The Bethlehem Town Board will be meeting in another budget workshop tomorrow night.
The meeting was not planned as one of the set of discussions the board has been having on the 2012 budget. With a public hearing scheduled for Wednesday, Oct. 26, though, it was decided at a Monday, Oct. 17, workshop that more time was needed.
Members of the Town Board and Supervisor Sam Messina are continuing to grind out a budget plan, and issues including whether a tax increase should be part of the budget and what the thown’s policy on borrowing should be continue to rule the debate.
After a workshop last week when Town Board members made it clear they’d like to see the budget pared back, especially in the area of borrowing, town staff took recommendations and brought a revised proposal to the board.
This one cuts out a few initiatives, not the least of which was a $1.4 million bond to secure a new Department of Public Works garage. Another $350,000 of borrowing was shifted over to capital reserves and several vehicle purchases were sent from borrowing to the regular operations budget.
In addition, the overtime budget for several departments was trimmed, including in the Police Department and Highway Department, which use the most overtime.
Board members were still talking cuts on Monday, though, and when the subject was broached, a few department heads bristled, saying they’ve cut to the bone over the past few years.
“Every bit of overtime that is used is scrutinized,” Police Chief Louis Corsi said. “There are some things in that overtime line that are contractual, that I have no control over.”
He added that with a scaled-down workforce, the department sometimes has no choice but to turn to overtime.
Other departmnet heads bemoaned the skyrocketing cost of pension contributions and healthcare, and said employees are stretched to the brink.
Highway Superintendent Gregg Sagendorph said his department would try to meet a 10 percent reduction in overtime, but for his force that depends a lot on the weather. He said he’s going into the winter season shorthanded, as well, and can’t obtain reasonably-priced labor because it must be hired at prevailing wages (which Sagendorph refered to as the “elephant in the room”).
Several board members said they’d like to see the tax hike fall to zero, or even see taxes down, while Messina maintained a 1.27 percent increase is responsible in this environment.
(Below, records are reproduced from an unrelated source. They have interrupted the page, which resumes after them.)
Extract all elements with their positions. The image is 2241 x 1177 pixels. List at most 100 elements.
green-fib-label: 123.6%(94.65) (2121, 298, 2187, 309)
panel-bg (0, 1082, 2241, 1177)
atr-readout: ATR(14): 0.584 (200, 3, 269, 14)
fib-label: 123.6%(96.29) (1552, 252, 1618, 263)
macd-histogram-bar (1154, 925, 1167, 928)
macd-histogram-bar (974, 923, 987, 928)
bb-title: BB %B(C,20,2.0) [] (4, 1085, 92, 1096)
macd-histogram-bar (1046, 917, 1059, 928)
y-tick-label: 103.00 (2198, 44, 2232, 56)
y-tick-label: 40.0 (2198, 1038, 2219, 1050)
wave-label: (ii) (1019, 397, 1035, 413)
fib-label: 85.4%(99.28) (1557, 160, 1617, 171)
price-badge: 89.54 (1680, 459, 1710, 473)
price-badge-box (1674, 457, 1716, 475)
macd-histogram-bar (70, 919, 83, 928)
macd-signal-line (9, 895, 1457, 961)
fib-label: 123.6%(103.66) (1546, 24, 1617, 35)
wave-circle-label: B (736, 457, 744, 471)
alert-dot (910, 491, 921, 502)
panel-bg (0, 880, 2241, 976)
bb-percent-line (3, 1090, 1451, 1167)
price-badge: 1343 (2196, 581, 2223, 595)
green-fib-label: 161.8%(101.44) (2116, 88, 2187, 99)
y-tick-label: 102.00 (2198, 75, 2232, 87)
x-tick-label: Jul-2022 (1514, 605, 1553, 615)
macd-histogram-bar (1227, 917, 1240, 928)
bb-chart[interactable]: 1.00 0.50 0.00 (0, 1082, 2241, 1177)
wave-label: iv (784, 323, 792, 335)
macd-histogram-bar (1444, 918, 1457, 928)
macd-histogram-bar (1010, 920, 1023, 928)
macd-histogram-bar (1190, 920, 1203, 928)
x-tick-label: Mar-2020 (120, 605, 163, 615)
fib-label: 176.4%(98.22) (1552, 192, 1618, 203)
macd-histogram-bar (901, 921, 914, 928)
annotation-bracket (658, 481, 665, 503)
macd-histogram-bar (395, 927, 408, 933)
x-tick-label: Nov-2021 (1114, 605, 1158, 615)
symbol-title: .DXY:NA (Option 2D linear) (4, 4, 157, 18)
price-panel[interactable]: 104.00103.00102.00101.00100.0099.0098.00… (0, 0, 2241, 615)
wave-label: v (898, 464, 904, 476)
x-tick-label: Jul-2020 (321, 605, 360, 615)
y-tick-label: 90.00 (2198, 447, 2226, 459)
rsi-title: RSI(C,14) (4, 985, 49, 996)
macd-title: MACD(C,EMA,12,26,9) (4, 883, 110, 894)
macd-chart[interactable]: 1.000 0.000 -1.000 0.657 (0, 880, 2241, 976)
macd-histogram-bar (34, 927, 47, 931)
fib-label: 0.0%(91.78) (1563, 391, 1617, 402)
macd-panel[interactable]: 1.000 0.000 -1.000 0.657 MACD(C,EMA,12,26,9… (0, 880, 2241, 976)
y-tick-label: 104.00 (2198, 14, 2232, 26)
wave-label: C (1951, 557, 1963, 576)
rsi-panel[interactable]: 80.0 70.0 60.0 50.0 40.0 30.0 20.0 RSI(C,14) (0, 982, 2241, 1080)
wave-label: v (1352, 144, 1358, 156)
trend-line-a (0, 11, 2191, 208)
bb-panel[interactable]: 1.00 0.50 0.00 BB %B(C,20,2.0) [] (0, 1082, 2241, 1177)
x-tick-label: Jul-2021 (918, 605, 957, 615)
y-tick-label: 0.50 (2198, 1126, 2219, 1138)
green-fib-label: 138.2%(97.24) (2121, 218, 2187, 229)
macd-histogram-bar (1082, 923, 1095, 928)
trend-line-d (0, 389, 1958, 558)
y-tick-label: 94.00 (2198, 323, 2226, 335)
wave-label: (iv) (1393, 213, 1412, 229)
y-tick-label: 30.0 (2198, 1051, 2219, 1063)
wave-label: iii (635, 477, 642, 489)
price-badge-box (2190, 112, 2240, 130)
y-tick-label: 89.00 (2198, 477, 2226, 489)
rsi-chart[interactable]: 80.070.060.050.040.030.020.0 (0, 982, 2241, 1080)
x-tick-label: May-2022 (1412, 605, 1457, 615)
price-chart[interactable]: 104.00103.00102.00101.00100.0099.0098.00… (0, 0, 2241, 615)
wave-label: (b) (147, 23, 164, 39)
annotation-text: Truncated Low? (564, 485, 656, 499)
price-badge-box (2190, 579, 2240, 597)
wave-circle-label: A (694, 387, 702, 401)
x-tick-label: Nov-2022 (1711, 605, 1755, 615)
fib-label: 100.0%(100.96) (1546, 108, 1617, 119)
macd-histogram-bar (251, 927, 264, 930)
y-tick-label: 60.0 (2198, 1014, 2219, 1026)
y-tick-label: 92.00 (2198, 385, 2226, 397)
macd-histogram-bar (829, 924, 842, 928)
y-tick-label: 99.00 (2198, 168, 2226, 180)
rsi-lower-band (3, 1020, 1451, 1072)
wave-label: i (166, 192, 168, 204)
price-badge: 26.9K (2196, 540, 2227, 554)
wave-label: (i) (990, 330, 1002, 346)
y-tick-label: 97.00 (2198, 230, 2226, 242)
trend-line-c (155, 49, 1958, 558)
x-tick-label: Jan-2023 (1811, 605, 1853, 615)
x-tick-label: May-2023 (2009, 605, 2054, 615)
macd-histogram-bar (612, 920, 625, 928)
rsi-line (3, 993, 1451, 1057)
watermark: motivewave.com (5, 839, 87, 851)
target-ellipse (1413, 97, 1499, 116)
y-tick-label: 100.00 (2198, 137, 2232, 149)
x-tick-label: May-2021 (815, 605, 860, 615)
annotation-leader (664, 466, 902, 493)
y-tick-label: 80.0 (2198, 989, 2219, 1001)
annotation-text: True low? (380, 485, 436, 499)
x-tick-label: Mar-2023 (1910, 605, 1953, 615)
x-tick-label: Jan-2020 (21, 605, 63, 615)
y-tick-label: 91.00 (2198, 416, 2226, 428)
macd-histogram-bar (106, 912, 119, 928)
Again, there was talk of the possibility of the town’s bond rating taking a hit if it doesn’t levy taxes.
Councilman Mark Hennessey took issue with that argument, saying it shouldn’t play into the decision.
“It sounds like if you don’t raise tassxes, you’re over a barrell, and I don’t think that’s true and I don’t think that’s fair,” he said.
Deep into the meeting, Councilman Kyle Kotary laid out a plan to wean the town off of borrowing for road paving, a practice that was started in recent years.
By raising highway taxes every year, he said, the department could get back to paying for the paving out of its operational budget. There is $700,000 worth of paving in the proposed 2012 budget (down from $760,000). Kotary described this solution as a reversal of past policy, as the highway tax was cut when paving went to being bonded.
He also noted that in addition to the tax hike, the proposed budget contains rate increases in the water and sewer funds, and he called for those to be reduced.
The Town Board will meet Thursday, Oct. 20, at 6 p.m. at Town Hall.